GPU Support

In addition to GPU pinning, the Intel MPI Library supports GPU buffers (see below).

GPU Pinning

Use this feature to distribute Intel GPU devices between MPI ranks.

To enable this feature, set I_MPI_OFFLOAD_TOPOLIB=level_zero. This feature requires that the Level-Zero* library be installed on the nodes. The device pinning information is printed out in the Intel MPI debug output at I_MPI_DEBUG=3.

Default settings:

I_MPI_OFFLOAD_CELL=tile

I_MPI_OFFLOAD_DOMAIN_SIZE=-1

I_MPI_OFFLOAD_DEVICES=all

By default, all available resources are distributed between MPI ranks as equally as possible given the position of the ranks; that is, the distribution of resources takes into account on which NUMA node the rank and the resource are located. Ideally, the rank will have resources only on the same NUMA node on which the rank is located.

Examples

All examples below represent a machine configuration with two NUMA nodes and two GPUs with two tiles.

Figure 1. Four MPI Ranks

Debug output I_MPI_DEBUG=3:

[0] MPI startup(): ===== GPU pinning on host1 =====

[0] MPI startup(): Rank Pin tile

[0] MPI startup(): 0       {0}

[0] MPI startup(): 1       {1}

[0] MPI startup(): 2       {2}

[0] MPI startup(): 3       {3}

Figure 2. Three MPI Ranks

Debug output I_MPI_DEBUG=3:

[0] MPI startup(): ===== GPU pinning on host1 =====

[0] MPI startup(): Rank Pin tile

[0] MPI startup(): 0       {0}

[0] MPI startup(): 1       {1}

[0] MPI startup(): 2       {2,3}

I_MPI_OFFLOAD_TOPOLIB

Set the interface for GPU topology recognition.

Syntax

I_MPI_OFFLOAD_TOPOLIB=<arg>

Arguments

<arg> String parameter.

level_zero   Use Level-Zero library for GPU topology recognition.
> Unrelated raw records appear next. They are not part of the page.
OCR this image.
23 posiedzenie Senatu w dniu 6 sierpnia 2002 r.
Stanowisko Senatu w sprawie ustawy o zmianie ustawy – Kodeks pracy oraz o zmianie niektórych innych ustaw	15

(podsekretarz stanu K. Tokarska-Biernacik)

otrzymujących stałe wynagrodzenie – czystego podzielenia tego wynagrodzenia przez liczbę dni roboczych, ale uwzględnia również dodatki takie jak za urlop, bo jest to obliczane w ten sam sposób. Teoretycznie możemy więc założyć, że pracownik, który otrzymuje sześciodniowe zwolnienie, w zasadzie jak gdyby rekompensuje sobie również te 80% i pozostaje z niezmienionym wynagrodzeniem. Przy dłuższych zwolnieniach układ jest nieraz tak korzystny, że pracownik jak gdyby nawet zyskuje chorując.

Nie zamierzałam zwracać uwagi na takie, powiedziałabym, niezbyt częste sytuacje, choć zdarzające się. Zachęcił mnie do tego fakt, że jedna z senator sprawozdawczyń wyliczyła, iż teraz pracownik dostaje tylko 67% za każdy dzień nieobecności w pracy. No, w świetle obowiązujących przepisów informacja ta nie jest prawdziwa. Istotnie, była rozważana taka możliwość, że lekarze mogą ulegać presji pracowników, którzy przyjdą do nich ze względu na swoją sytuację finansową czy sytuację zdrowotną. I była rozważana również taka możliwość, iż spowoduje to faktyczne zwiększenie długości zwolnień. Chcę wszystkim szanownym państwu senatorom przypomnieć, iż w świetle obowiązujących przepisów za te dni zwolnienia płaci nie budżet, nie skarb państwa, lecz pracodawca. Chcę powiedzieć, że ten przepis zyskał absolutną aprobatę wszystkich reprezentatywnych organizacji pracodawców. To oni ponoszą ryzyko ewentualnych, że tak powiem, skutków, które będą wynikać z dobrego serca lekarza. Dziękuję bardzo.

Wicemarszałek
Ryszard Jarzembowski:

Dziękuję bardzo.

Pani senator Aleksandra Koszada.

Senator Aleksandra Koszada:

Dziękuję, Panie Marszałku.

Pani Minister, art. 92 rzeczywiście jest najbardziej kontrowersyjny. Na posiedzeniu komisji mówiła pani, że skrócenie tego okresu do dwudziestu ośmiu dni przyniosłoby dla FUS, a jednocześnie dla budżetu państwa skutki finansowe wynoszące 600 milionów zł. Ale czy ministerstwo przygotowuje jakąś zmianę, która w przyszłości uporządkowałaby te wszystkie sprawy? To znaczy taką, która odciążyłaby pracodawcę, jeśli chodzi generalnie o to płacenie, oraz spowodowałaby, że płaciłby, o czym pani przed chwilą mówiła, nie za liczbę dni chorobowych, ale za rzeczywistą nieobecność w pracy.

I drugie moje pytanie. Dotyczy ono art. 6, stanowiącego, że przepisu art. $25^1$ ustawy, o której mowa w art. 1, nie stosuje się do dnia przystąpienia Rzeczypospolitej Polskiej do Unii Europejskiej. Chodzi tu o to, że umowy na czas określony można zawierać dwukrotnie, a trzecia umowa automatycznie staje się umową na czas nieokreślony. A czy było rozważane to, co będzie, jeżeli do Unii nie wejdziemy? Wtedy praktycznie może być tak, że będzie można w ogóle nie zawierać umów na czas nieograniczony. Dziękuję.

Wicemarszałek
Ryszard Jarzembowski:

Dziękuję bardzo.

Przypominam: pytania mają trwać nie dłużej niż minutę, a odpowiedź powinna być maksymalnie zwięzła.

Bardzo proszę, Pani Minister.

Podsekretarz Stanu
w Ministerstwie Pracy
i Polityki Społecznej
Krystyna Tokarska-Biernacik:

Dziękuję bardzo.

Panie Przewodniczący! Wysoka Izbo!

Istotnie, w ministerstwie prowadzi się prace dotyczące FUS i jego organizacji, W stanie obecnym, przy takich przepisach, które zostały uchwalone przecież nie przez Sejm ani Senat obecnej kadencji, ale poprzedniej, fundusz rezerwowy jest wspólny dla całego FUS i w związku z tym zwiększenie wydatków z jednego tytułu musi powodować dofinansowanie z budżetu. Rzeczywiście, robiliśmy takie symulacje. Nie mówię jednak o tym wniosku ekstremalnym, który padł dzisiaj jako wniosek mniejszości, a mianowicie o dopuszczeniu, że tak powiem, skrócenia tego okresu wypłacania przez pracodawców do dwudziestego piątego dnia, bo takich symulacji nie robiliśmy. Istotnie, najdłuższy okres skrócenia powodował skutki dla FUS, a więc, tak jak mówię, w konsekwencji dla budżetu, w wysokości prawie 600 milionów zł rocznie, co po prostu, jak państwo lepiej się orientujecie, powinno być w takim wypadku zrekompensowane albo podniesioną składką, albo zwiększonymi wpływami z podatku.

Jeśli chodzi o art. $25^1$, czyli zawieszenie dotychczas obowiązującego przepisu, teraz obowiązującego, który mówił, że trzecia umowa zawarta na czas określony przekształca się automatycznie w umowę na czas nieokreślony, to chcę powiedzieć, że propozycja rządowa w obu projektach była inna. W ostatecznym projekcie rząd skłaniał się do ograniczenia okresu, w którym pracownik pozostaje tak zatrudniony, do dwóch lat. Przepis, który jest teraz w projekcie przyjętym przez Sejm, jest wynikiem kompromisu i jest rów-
none   Disable GPU recognition and GPU pinning.

Description

Set this environment variable to define the interface for GPU topology recognition. Setting this variable enables the GPU Pinning feature.

I_MPI_OFFLOAD_LEVEL_ZERO_LIBRARY

Specify the name and full path to the Level-Zero library.

Syntax

I_MPI_OFFLOAD_LEVEL_ZERO_LIBRARY="<path>/<name>"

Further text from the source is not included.